Sean: Donovan is one of those artists, for me at least, who slipped under the radar of my conscious awareness for years as “the guy who sang Atlantis”. And then one day I decide to check him out properly and find out, holy shit, he’s actually the guy behind so, so many songs that I haven’t heard in years and they’re all brilliant. I used to have that happen to me a lot because my parents always listened to the oldies station when I was a kid, and when I actually grew a musical awareness I was behind the times on what was then-modern but I knew a lot of these songs from the 60s and 70s without really knowing who the artists were. Anyway, if you don’t know Donovan, check him out, guy’s a fucking genius.

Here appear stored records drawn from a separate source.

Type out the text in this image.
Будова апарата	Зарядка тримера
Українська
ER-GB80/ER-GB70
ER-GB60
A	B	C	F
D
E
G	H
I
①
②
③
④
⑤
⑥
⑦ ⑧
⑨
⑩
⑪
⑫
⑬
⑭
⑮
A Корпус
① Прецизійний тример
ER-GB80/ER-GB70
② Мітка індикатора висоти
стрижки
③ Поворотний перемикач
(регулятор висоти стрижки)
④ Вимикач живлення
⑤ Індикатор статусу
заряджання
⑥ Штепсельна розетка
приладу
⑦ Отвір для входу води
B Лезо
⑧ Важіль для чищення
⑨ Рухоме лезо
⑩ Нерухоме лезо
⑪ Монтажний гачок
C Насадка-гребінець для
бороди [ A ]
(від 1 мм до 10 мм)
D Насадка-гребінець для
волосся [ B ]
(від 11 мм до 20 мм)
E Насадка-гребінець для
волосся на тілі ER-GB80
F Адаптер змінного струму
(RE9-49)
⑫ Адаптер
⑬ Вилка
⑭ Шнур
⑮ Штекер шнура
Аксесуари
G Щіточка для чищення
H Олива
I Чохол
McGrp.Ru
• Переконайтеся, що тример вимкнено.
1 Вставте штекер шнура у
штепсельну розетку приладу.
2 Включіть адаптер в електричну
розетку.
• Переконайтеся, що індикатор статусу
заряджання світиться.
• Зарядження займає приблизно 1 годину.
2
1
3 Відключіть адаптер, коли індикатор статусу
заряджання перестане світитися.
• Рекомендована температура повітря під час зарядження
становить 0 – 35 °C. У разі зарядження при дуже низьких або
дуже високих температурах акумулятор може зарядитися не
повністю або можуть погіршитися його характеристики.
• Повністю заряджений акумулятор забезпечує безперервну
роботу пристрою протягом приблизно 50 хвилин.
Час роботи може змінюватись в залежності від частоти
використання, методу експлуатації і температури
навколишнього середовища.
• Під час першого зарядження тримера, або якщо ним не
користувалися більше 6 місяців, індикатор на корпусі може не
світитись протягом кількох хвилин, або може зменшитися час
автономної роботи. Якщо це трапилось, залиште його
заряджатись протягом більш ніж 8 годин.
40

I’ve been sitting on some exciting news that I haven’t shared officially as of yet, but it’s probably the right time. My wife Tess is pregnant! I’m going to be a father for the first time, the baby is due in November right around my birthday and we’re both very excited. The last couple of months have been a whirlwind with ultrasounds and doctor appointments and getting things ready. I’m moving my office so we can turn it into a baby room and I find myself looking around at it right now and imagining what’s to come, it’s really a wonderful time.

Of course, that hasn’t stopped me from writing, I have been hard at work and hoping I keep it up right until the end of the year. See you next time, same bat-time, same bat-channel!

Next Track: Frank Sinatra – I’ve Got You Under My Skin

2 responses to “Hurdy Gurdy Man”

  1. Reminds me of the times I inadvertantly poisoned myself as a young person. Lucky to be alive and whole. At least I assume I am.